In barba al moderno concetto che se una cosa è bella lo decide l’ascoltatore e non il giornale (detto anche ‘Legge del televoto’), diremo ugualmente che ‘Graceland’ remixato dai produttori di dance è una vera schifezza, un ‘Orrore a 33 giri’ (così lo chiamerebbero quelli dell’omonimo tempio del trash) al quale deve evidentemente aver acconsentito in primis il suo autore. L’assurdità di questa revisione fa passare in secondo piano tutte le critiche poste all’originale ai tempi della sua realizzazione. Per quel ‘Graceland’, infatti, si rinfacciò a Paul Simon l’aver infranto il boicottaggio anti-apartheid in Sud Africa servendosi di musicisti del posto, di avere agito da colonialista, portandosi a casa le sessions dei neri per aggiungervi le parti dei bianchi. E altro ancora.

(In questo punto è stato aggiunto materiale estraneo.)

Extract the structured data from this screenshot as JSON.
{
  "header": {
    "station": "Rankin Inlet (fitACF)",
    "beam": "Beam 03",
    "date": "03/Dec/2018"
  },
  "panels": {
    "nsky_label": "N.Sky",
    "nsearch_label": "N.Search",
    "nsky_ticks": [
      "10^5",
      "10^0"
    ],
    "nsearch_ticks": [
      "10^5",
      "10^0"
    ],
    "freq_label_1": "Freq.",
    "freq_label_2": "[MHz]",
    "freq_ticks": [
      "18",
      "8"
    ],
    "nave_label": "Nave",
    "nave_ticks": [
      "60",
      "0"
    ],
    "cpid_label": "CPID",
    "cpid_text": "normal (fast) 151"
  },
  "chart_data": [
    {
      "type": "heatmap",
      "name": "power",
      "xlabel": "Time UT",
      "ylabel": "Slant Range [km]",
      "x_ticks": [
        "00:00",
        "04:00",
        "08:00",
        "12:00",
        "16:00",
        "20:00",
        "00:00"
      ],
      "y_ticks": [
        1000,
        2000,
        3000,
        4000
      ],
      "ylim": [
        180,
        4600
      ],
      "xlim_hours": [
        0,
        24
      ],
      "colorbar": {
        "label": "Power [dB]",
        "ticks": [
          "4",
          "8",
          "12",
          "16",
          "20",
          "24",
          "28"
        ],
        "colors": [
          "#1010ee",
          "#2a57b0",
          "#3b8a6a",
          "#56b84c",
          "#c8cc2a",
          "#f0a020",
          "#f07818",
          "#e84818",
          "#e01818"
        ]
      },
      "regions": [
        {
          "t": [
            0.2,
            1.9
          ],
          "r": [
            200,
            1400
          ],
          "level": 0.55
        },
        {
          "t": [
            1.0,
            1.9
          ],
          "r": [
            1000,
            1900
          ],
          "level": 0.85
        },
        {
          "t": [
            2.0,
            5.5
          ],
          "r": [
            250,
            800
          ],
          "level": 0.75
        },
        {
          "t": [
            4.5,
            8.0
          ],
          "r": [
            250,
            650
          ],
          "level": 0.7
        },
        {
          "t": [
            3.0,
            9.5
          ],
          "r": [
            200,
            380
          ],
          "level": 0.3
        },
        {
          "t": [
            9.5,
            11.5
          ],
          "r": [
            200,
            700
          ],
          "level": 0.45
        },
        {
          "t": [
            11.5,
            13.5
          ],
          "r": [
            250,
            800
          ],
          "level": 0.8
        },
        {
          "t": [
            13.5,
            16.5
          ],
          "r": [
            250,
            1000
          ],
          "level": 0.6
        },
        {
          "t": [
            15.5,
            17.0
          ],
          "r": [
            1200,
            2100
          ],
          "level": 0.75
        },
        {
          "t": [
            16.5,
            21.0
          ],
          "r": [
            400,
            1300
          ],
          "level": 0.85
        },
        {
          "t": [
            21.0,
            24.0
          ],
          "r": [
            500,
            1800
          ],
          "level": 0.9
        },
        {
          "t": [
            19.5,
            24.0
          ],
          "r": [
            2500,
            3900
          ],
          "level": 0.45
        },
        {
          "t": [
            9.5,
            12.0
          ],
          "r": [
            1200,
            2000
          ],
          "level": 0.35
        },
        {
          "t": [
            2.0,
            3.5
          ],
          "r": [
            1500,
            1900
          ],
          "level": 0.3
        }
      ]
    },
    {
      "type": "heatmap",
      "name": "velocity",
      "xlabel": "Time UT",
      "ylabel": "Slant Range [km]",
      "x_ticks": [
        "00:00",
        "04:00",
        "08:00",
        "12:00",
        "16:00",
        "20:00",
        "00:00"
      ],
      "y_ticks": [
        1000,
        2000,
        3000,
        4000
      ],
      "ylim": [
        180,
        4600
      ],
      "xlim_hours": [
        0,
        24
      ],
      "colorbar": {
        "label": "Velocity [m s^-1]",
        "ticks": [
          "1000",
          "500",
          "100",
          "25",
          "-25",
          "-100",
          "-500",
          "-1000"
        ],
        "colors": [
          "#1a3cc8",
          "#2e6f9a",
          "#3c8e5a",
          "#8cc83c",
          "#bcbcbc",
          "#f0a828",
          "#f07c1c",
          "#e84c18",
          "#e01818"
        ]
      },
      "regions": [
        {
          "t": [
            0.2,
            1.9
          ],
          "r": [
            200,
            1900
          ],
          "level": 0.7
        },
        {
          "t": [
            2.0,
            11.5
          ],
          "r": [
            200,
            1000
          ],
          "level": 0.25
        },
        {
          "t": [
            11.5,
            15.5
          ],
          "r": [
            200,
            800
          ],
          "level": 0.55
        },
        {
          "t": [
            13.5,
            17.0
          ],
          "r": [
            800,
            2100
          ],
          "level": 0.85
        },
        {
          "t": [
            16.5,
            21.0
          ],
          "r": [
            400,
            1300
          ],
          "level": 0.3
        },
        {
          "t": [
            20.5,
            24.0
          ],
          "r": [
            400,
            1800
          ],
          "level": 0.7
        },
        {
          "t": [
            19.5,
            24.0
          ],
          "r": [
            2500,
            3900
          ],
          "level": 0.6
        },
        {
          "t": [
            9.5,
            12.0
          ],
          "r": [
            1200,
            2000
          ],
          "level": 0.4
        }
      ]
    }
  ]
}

Realizzato tra l’ottobre dell’85 e il giugno dell’86, quel ‘Graceland’ ha probabilmente fatto per la musica africana più dei movimenti anti-apartheid, ma ogni ulteriore discorso in questo senso, con i ‘Remixes’, è superato: perché dei musicisti africani, qui, non c’è una sola nota. Di nero c’è al massimo la versione in vinile; e la copertina è così vicina all’originale che chi dovesse farsi catturare dall’avvenenza della grafica, di quel ‘Graceland’ avrebbe una visione distorta. Siano benedette le app grazie alle quali prima si ascolta un album e poi si decide se buttare via 13 franchi e 99 centesimi per la copia fisica, oppure lasciarla marcire nel negozio di dischi – pardon – al supermercato, nel settore che sta tra gli articoli per la casa e quelli per l’auto. A proposito di articoli per l’auto, perché di questo disco non c’è altro da dire: questo mese gli Arbre magique sono scontati (sempre che piaccia l’aroma “lavanda”).